Muitos países já não se dispõem a pagar por produtos agrícolas contaminados

Essa cifra recorde, equivalente a 23% do Valor Bruto da Produção das Lavouras (R$ 437,8 bilhões em 2020) e a 14% do Valor Bruto da Produção Agropecuária (R$ 706,8 bilhões), nos é apresentada como uma vitória, uma vantagem competitiva da agricultura brasileira — campeã mundial no uso de agrotóxicos. Pelo amor dos nossos filhotes!

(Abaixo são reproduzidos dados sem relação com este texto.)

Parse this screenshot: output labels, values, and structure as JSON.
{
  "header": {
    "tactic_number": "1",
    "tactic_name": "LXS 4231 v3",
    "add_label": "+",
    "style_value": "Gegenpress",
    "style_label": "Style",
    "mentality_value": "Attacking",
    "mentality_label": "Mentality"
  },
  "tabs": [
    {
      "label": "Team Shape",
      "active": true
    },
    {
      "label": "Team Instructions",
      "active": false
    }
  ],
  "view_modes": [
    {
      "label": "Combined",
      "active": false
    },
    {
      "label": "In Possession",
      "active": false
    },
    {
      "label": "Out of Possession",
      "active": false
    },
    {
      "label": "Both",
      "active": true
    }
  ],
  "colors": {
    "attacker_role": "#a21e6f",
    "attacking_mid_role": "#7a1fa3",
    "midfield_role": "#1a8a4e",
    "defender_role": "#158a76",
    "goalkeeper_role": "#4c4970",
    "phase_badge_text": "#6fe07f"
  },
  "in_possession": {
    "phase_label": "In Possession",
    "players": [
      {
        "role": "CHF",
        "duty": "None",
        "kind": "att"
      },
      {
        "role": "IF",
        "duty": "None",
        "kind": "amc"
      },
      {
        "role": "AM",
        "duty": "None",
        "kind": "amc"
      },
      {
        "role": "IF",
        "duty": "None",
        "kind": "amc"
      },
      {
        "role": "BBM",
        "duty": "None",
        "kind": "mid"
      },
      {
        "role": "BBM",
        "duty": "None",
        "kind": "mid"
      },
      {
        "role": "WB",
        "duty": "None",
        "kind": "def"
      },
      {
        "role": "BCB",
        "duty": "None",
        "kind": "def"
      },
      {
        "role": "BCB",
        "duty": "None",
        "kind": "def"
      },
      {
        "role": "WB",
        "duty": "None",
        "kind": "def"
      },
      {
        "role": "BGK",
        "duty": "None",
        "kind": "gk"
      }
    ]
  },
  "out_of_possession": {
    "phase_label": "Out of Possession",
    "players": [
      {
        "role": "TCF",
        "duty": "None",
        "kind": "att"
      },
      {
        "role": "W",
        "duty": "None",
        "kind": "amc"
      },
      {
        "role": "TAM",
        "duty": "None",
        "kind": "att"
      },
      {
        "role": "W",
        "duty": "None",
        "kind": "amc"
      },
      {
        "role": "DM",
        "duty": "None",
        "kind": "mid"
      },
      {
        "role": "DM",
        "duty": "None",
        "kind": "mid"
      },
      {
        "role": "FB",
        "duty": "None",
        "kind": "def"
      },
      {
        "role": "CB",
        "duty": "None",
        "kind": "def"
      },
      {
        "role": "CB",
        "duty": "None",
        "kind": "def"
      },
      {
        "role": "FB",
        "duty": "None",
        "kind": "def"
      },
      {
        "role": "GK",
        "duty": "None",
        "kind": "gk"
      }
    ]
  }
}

Falando francamente, o agro brasileiro está mais viciado do que nunca. Os dados acima demonstram que a doença tomou conta do corpo e se apossou da mente do pessoal do agronegócio, que se revela conformado com o modelo de produção vigente. Pior ainda, difunde a ideia de que a agricultura orgânica é incapaz de abastecer o país. É o “pensamento único” ditando as regras no campo.

No entanto, há saídas alternativas, como nos provam as práticas da Emater e algumas iniciativas da Embrapa, da Epagri-SC e outros organismos de pesquisa, assistência técnica e extensão rural.

Comprometida com o enfoque empresarial dominante, a mídia convencional não se preocupa em registrar os esforços vitoriosos de associações de agricultores familiares, cooperativas de produtores e escolas agrícolas. São práticas minoritárias (“subversivas”) tentando provar que não há uma única forma de produzir alimentos.   

Já a da hora de os técnicos agrícolas, agrônomos, zootecnistas, veterinários, engenheiros florestais e demais membros da inteligência rural, que prestam serviços aos agricultores e a outros elos da cadeia de produção rural, colocarem a mão na consciência e imprimir velocidade ao processo de reversão desse quadro em que a distorção virou norma.

Ao gastar com “remédios” um quarto do que fatura, a lavoura brasileira se compara a um doente que, para se mover, precisa andar entubado. Tem futuro? Não. É possível reverter? Sim, sem dúvida.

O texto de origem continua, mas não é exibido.